Search code examples
pythonwhoosh

Whoosh Functionality


I have over 700 small, locally stored text files (no more that 2Kb large). Each file is located in a folder such as:

  • 2012//05//18.txt
  • 2013//09/22.txt
  • 2014//11//29.txt

(each file represents a day).

The content contains daily "incident" information. I'm interested in being able to locate files containing specific words.

  1. Can files be indexed by whoosh in bulk ? That is, can python/whoosh code be written to index a set of files ?
  2. If so, can a python script be written to search for specific words within each file ?
  3. If this is not the functionality of whoosh, or if whoosh is overkill for such a task, what can better accomplish this ?

Solution

  • Preface: I've never used whoosh. I just read the quickstart.

    Seems like this would be pretty trivial to accomplish. The crux of the work you'll have to do is here:

    writer.add_document(title=u"First document", path=u"/a", content=u"This is the first document we've added!")
    

    This is where the index is actually created. Essentially, what it seems you will have to do is use something like os.walk to crawl your root directory, and fill in the data, and for each file it finds, fill in the writer.add_document params.
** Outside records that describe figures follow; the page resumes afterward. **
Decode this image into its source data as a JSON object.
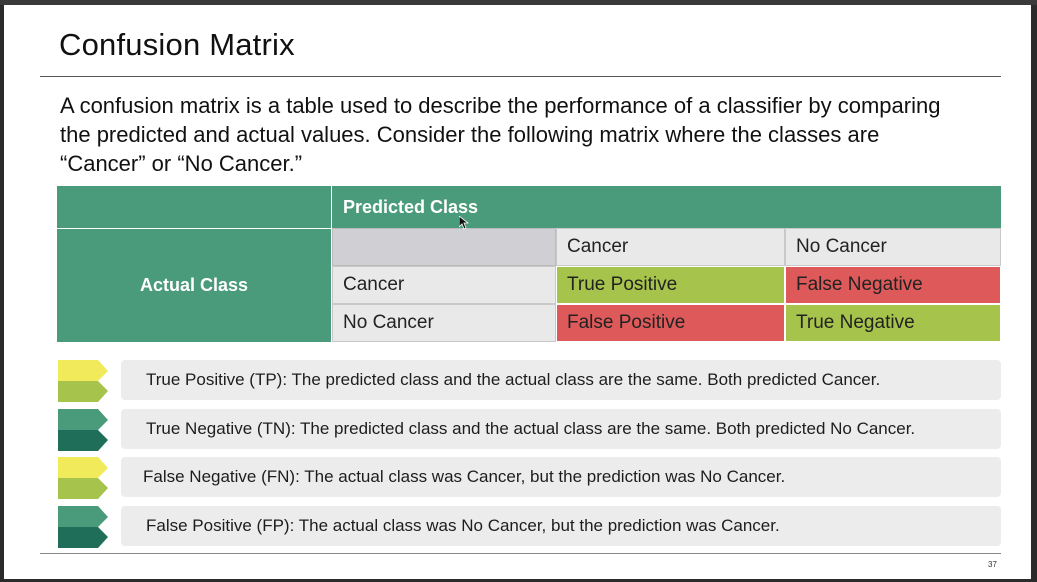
{
  "slide": {
    "title": "Confusion Matrix",
    "intro": "A confusion matrix is a table used to describe the performance of a classifier by comparing the predicted and actual values. Consider the following matrix where the classes are “Cancer” or “No Cancer.”",
    "page_number": "37"
  },
  "matrix": {
    "predicted_header": "Predicted Class",
    "actual_header": "Actual Class",
    "col_labels": [
      "Cancer",
      "No Cancer"
    ],
    "row_labels": [
      "Cancer",
      "No Cancer"
    ],
    "cells": [
      [
        "True Positive",
        "False Negative"
      ],
      [
        "False Positive",
        "True Negative"
      ]
    ],
    "colors": {
      "header": "#4a9a7c",
      "positive": "#a6c44b",
      "negative": "#de5a5a"
    }
  },
  "definitions": [
    {
      "text": "True Positive (TP): The predicted class and the actual class are the same. Both predicted Cancer.",
      "icon": "yellow-green-chevron-icon"
    },
    {
      "text": "True Negative (TN): The predicted class and the actual class are the same. Both predicted No Cancer.",
      "icon": "teal-chevron-icon"
    },
    {
      "text": "False Negative (FN): The actual class was Cancer, but the prediction was No Cancer.",
      "icon": "yellow-green-chevron-icon"
    },
    {
      "text": "False Positive (FP): The actual class was No Cancer, but the prediction was Cancer.",
      "icon": "teal-chevron-icon"
    }
  ]
}
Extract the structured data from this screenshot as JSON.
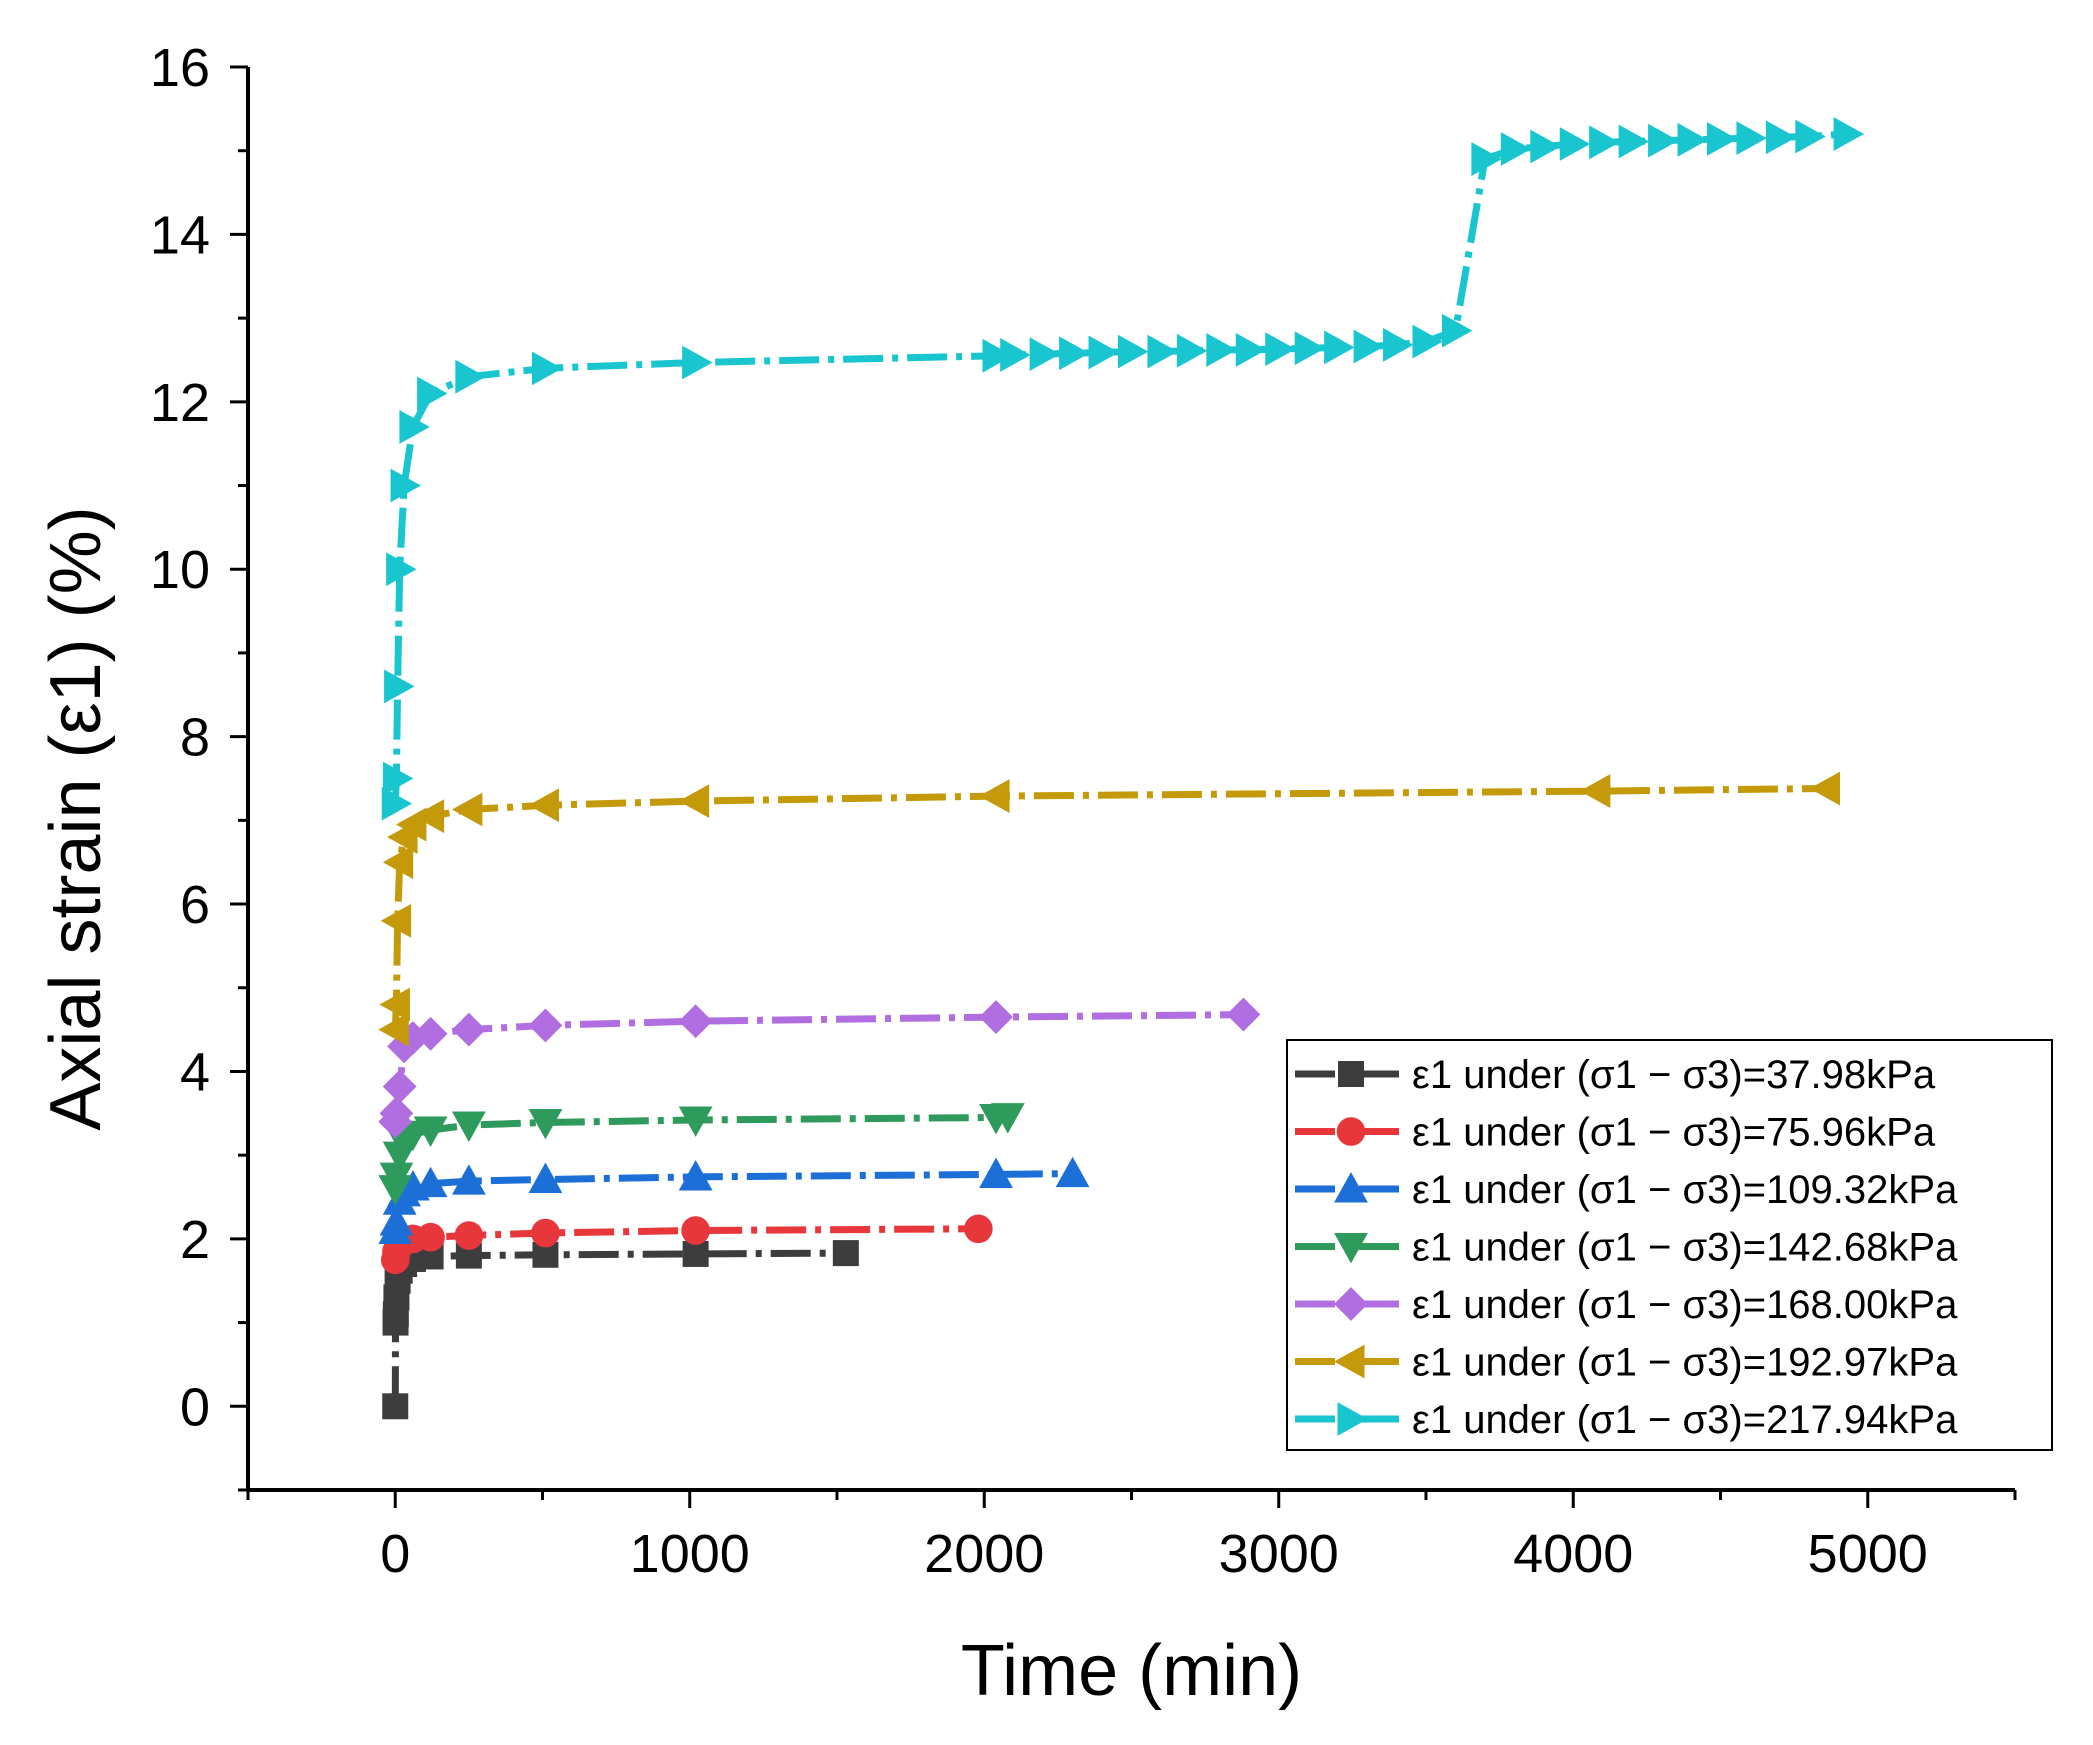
{
  "chart_data": {
    "type": "line",
    "title": "",
    "xlabel": "Time (min)",
    "ylabel": "Axial strain (ε1) (%)",
    "xlim": [
      -500,
      5500
    ],
    "ylim": [
      -1,
      16
    ],
    "xticks": [
      0,
      1000,
      2000,
      3000,
      4000,
      5000
    ],
    "yticks": [
      0,
      2,
      4,
      6,
      8,
      10,
      12,
      14,
      16
    ],
    "grid": false,
    "legend_position": "bottom-right",
    "series": [
      {
        "name": "ε1 under (σ1 − σ3)=37.98kPa",
        "color": "#3d3d3d",
        "marker": "square",
        "x": [
          0,
          1,
          2,
          4,
          8,
          15,
          30,
          60,
          120,
          250,
          510,
          1020,
          1530
        ],
        "y": [
          0,
          1.0,
          1.1,
          1.3,
          1.5,
          1.62,
          1.7,
          1.76,
          1.79,
          1.8,
          1.81,
          1.82,
          1.83
        ]
      },
      {
        "name": "ε1 under (σ1 − σ3)=75.96kPa",
        "color": "#e8373a",
        "marker": "circle",
        "x": [
          0,
          4,
          15,
          30,
          60,
          120,
          250,
          510,
          1020,
          1980
        ],
        "y": [
          1.75,
          1.85,
          1.93,
          1.97,
          2.0,
          2.02,
          2.04,
          2.07,
          2.1,
          2.12
        ]
      },
      {
        "name": "ε1 under (σ1 − σ3)=109.32kPa",
        "color": "#1d6fd8",
        "marker": "triangle-up",
        "x": [
          0,
          4,
          15,
          30,
          60,
          120,
          250,
          510,
          1020,
          2040,
          2300
        ],
        "y": [
          2.1,
          2.2,
          2.45,
          2.55,
          2.62,
          2.66,
          2.69,
          2.71,
          2.74,
          2.77,
          2.78
        ]
      },
      {
        "name": "ε1 under (σ1 − σ3)=142.68kPa",
        "color": "#2e9a5c",
        "marker": "triangle-down",
        "x": [
          0,
          4,
          15,
          30,
          60,
          120,
          250,
          510,
          1020,
          2040,
          2080
        ],
        "y": [
          2.6,
          2.75,
          3.0,
          3.15,
          3.25,
          3.3,
          3.36,
          3.39,
          3.42,
          3.45,
          3.46
        ]
      },
      {
        "name": "ε1 under (σ1 − σ3)=168.00kPa",
        "color": "#b06ee0",
        "marker": "diamond",
        "x": [
          0,
          4,
          15,
          30,
          60,
          120,
          250,
          510,
          1020,
          2040,
          2880
        ],
        "y": [
          3.4,
          3.5,
          3.82,
          4.3,
          4.4,
          4.45,
          4.5,
          4.55,
          4.6,
          4.65,
          4.68
        ]
      },
      {
        "name": "ε1 under (σ1 − σ3)=192.97kPa",
        "color": "#c49a0a",
        "marker": "triangle-left",
        "x": [
          0,
          4,
          8,
          15,
          30,
          60,
          120,
          250,
          510,
          1020,
          2040,
          4080,
          4860
        ],
        "y": [
          4.5,
          4.8,
          5.8,
          6.5,
          6.8,
          6.95,
          7.05,
          7.13,
          7.18,
          7.23,
          7.29,
          7.35,
          7.38
        ]
      },
      {
        "name": "ε1 under (σ1 − σ3)=217.94kPa",
        "color": "#19c6d0",
        "marker": "triangle-right",
        "x": [
          0,
          4,
          8,
          15,
          30,
          60,
          120,
          250,
          510,
          1020,
          2040,
          2100,
          2200,
          2300,
          2400,
          2500,
          2600,
          2700,
          2800,
          2900,
          3000,
          3100,
          3200,
          3300,
          3400,
          3500,
          3600,
          3700,
          3800,
          3900,
          4000,
          4100,
          4200,
          4300,
          4400,
          4500,
          4600,
          4700,
          4800,
          4930
        ],
        "y": [
          7.2,
          7.5,
          8.6,
          10.0,
          11.0,
          11.7,
          12.1,
          12.3,
          12.4,
          12.47,
          12.55,
          12.56,
          12.57,
          12.58,
          12.59,
          12.6,
          12.6,
          12.61,
          12.62,
          12.62,
          12.63,
          12.64,
          12.65,
          12.66,
          12.68,
          12.72,
          12.85,
          14.9,
          15.02,
          15.05,
          15.08,
          15.1,
          15.11,
          15.12,
          15.13,
          15.14,
          15.15,
          15.16,
          15.17,
          15.2
        ]
      }
    ]
  }
}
    for root, dirs, files in os.walk("/your/path/to/logs"):
        for file in files:
            filepath = os.path.join(root, file)
            with open(filepath, 'r') as content_file:
                file_contents = content_file.read()
                writer.add_document(title=file, content=the_contents, path=filepath)
    

    That's a starting point at least. It seems pretty straightforward to use the Searcher provided by Whoosh to run through your indexed files after that.

    with ix.searcher() as searcher:
        query = QueryParser("content", ix.schema).parse("somesearchstring")
        results = searcher.search(query)
        print(results)
    

    Like I said I've never used whoosh but this is what I would do were I you.